Unconfigured Ad

Collapse
X
 
  • Filter
  • Time
  • Show
Clear All
new posts
  • guilhem
    Member
    • Feb 2016
    • 10

    Clip adapter Hisat2

    Hi,

    I am processing analysis on reads obtained from ribosome profiling experiments.
    I need first to clip adapter before mapping my reads.
    This step, however, is very time consuming with fastx_clipper.
    I am wondering if there is any other way to it faster, for instance directly into hisat2 would be awesome.
    Thanks for your advises,

    G
  • GenoMax
    Senior Member
    • Feb 2008
    • 7142

    #2
    Look at BBDuk.sh from BBMap.
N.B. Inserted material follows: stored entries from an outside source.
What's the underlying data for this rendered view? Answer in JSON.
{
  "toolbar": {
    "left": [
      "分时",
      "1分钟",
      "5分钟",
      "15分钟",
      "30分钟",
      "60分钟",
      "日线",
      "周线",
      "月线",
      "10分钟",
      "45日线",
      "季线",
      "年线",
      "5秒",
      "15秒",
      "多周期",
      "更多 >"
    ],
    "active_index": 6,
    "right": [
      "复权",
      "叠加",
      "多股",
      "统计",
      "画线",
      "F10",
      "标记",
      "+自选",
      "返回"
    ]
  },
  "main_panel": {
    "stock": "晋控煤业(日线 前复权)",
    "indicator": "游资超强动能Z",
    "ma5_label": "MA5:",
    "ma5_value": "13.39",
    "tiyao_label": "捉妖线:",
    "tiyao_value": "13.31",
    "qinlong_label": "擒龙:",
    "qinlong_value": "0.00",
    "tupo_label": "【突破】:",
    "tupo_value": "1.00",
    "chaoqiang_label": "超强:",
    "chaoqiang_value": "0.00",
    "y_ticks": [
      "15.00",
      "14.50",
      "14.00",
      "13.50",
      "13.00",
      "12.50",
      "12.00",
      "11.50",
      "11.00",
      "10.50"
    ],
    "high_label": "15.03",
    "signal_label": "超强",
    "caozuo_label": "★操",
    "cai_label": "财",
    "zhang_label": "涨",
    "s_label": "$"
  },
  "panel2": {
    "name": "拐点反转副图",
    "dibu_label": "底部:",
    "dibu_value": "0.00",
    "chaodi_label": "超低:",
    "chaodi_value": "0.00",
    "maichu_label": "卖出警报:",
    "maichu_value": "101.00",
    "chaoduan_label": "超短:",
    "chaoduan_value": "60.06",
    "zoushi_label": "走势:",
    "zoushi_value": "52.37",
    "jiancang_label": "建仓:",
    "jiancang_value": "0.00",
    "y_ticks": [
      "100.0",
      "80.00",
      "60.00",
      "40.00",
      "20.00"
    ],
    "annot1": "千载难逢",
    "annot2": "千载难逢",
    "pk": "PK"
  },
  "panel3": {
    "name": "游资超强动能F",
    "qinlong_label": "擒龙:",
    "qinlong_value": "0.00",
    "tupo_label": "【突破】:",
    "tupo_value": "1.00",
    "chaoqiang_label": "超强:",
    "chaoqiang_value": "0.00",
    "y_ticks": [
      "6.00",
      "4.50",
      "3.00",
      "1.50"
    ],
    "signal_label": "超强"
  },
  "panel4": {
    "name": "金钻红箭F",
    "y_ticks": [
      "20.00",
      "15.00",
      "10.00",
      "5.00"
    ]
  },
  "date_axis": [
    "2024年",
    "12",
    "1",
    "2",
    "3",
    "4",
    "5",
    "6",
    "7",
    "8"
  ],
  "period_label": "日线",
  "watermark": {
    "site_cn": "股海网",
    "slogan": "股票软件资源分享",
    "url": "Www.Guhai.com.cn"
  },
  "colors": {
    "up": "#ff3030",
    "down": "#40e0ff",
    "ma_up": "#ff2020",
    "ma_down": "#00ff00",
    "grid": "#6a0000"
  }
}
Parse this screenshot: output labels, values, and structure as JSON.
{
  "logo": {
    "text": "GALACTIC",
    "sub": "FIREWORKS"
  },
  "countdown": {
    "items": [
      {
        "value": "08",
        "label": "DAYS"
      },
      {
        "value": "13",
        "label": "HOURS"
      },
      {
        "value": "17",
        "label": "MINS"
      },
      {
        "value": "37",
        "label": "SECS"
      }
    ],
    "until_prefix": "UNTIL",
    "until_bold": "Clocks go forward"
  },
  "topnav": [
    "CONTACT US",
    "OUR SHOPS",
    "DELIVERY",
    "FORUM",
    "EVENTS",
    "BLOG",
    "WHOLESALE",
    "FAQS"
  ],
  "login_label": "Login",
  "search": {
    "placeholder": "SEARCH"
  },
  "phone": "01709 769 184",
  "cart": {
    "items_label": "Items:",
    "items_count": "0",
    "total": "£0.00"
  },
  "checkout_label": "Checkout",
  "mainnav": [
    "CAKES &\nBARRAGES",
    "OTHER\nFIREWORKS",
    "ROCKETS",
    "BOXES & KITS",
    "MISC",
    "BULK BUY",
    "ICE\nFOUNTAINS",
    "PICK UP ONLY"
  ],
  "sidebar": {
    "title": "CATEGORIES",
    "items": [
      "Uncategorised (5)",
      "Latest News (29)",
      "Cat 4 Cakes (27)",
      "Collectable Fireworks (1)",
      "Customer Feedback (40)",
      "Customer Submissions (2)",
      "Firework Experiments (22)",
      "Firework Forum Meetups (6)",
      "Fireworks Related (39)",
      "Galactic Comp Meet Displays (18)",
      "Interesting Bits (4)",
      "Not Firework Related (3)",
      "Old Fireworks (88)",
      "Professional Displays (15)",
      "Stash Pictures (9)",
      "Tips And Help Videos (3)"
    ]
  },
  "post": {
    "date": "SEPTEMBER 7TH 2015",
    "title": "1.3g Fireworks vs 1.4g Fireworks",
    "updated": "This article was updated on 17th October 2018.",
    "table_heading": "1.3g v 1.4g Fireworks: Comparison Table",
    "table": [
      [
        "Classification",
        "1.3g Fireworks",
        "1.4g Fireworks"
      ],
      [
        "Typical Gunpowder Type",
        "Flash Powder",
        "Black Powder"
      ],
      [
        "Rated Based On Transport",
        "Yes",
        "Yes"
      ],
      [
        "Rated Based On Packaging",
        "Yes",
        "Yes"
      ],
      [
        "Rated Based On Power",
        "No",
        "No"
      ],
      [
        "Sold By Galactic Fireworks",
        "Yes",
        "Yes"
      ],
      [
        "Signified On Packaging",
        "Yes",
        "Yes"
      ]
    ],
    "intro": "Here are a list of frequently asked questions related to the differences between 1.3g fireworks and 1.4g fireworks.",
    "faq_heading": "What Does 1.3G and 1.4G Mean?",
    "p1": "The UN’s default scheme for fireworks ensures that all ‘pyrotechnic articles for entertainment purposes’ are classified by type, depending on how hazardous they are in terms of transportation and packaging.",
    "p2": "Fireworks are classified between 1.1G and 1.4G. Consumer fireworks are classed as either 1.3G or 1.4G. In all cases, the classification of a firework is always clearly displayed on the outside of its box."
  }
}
It should be intuitive to use and fast. You would want to process paired-end data files together if you have that kind of data.

    Comment

    • guilhem
      Member
      • Feb 2016
      • 10

      #3
      Thank GenoMax.
      I saw this interesting post before posting. I was just wondering before trying this if hisat2 can have natively this function since I saw it can trim and 'soft clip' -- which I thought was similar to clipping adapters.

      Comment

      • GenoMax
        Senior Member
        • Feb 2008
        • 7142

        #4
        Soft-clipping won't actually remove data. In that sense it is not the same thing as clipping adapter sequences using a dedicated trimming program.

        Comment

        • guilhem
          Member
          • Feb 2016
          • 10

          #5
          Thanks a lot for the link. So, it seems that I would need to clip in an additional step before mapping with hisat2. I am gonna use BBDuk.sh thanks GenoMax!

          Comment

          • GenoMax
            Senior Member
            • Feb 2008
            • 7142

            #6
            You don't have to trim but if you need clean sequence files then a pass through the trimming program would keep that data available.

            Comment

            • guilhem
              Member
              • Feb 2016
              • 10

              #7
              But if I do not clip the adapters, mapping will be biased by the adapter sequence, won't it?

              Comment

              • GenoMax
                Senior Member
                • Feb 2008
                • 7142

                #8
                If the adapter contamination is short/minimal then the aligner should be able to manage but if you know you have short inserts/adapter dimers etc then it would be best to trim independently. I like to pass all data through a trimming program. If there is no contamination then only thing invested is a bit of time.
                Last edited by GenoMax; 02-19-2016, 09:10 AM.

                Comment

                • guilhem
                  Member
                  • Feb 2016
                  • 10

                  #9
                  My adapter is CTGTAGGCACCATCAAT -- quite long I think. My reads are about 30 nt after clipping. And I need to perfect mapping (no mismatch) so I think clipping is necessary here. I am trying the software you adviced me, thanks GenoMax!

                  Comment

                  • GenoMax
                    Senior Member
                    • Feb 2008
                    • 7142

                    #10
                    What was the original read length (if post clip is 30 bp)? Is this miRNA data?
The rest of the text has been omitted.